I digress, but who knows, maybe that'll pick me up a bunch of readers. I don't know what I'm doing. I just know that I need to write more. I've been writing more off line and that's getting a bit hairy. Exploring this plurality expression of trauma is creepy shit. I'm having trauma memories come up as I'm writing what feels like somebody else's memories being dictated to me by somebody in my head. Somebody that I don't know but knows me.

I just don't know what to write. Some of the therapy journaling stuff is horrific. Like being beaten for taking a single slice of cheese and accused of trying to starve my younger brothers. I don't think that stuff is quite appropriate to post on here just because it is distressing. If I do take the therapy writing online, which I tried a while back and then deleted after I got extremely anxious and uncomfortable, I will probably be doing it on a different blog.

I may post recipes on a weekly basis. I don't know. I'm not really cooking anything with variety now. There isn't the time and the kids won't eat it. Our menu has been fixed at:

Sunday: Pizza
Monday: Burgers
Tuesday: Tacos
Wednesday: Meatloaf and mashed potatoes
Thursday: Sandwiches
Friday: Fishsticks
Saturday: take out

We've been doing this for a few months now. I'm bored out of my skull. Lunches have been nothing but salads for me and sandwiches for the kids. Deviation from this norm gets the kids up in arms and kicks my anxiety about my carb load into gear. I can't have my favorite foods from the take out places. I've developed a shellfish allergy, so I can't even have my favorite soup once in a while (clam chowder). The stuff that I loved from the take out places are all too many carbs. This has Beloved and I resorting to scanning the nutritional facts about everything on a given restaurant's menu to try to find things. 

It's stuff like basic burgers.

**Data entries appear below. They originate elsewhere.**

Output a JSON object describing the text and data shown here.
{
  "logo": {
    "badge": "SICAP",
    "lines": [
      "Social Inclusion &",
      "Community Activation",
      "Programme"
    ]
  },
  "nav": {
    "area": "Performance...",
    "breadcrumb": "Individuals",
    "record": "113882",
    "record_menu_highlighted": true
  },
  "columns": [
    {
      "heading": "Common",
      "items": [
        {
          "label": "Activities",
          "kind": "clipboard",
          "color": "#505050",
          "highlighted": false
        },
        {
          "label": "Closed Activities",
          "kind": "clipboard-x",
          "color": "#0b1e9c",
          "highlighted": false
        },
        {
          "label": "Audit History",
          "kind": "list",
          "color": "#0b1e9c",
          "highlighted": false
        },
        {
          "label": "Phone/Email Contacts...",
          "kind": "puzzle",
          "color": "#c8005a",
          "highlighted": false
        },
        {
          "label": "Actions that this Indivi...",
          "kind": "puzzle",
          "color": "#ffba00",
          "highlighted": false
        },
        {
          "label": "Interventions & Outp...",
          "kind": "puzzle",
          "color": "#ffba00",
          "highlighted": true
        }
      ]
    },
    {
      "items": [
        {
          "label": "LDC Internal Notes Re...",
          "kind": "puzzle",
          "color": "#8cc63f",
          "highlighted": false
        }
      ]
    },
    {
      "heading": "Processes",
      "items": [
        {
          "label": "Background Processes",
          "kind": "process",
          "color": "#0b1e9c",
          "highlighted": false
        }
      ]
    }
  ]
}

It's depressing. It's also very stressful when we go to the in-laws. My half-addled father in law either keeps forgetting I have diabetes or is trying to insult me by talking about food that I should try. It's equally bad with my sister-in-law. It's been three years now since my diagnosis. You'd figure that they'd recall. I don't know. Maybe I'm looking at it the wrong way. I'm not ascribing malice to what could just be falliblity and/or stupidity. I'm just sick of it.

Anyways, old posts. They seem to get the most readership when I'm ranting and accidentally hit buzz words. I make a point to keep this blog separate from the other blogs that I have. I do my best not to cross-reference material. This is a more personal thing than the others. But sometimes it seems to bleed into them or vice versa.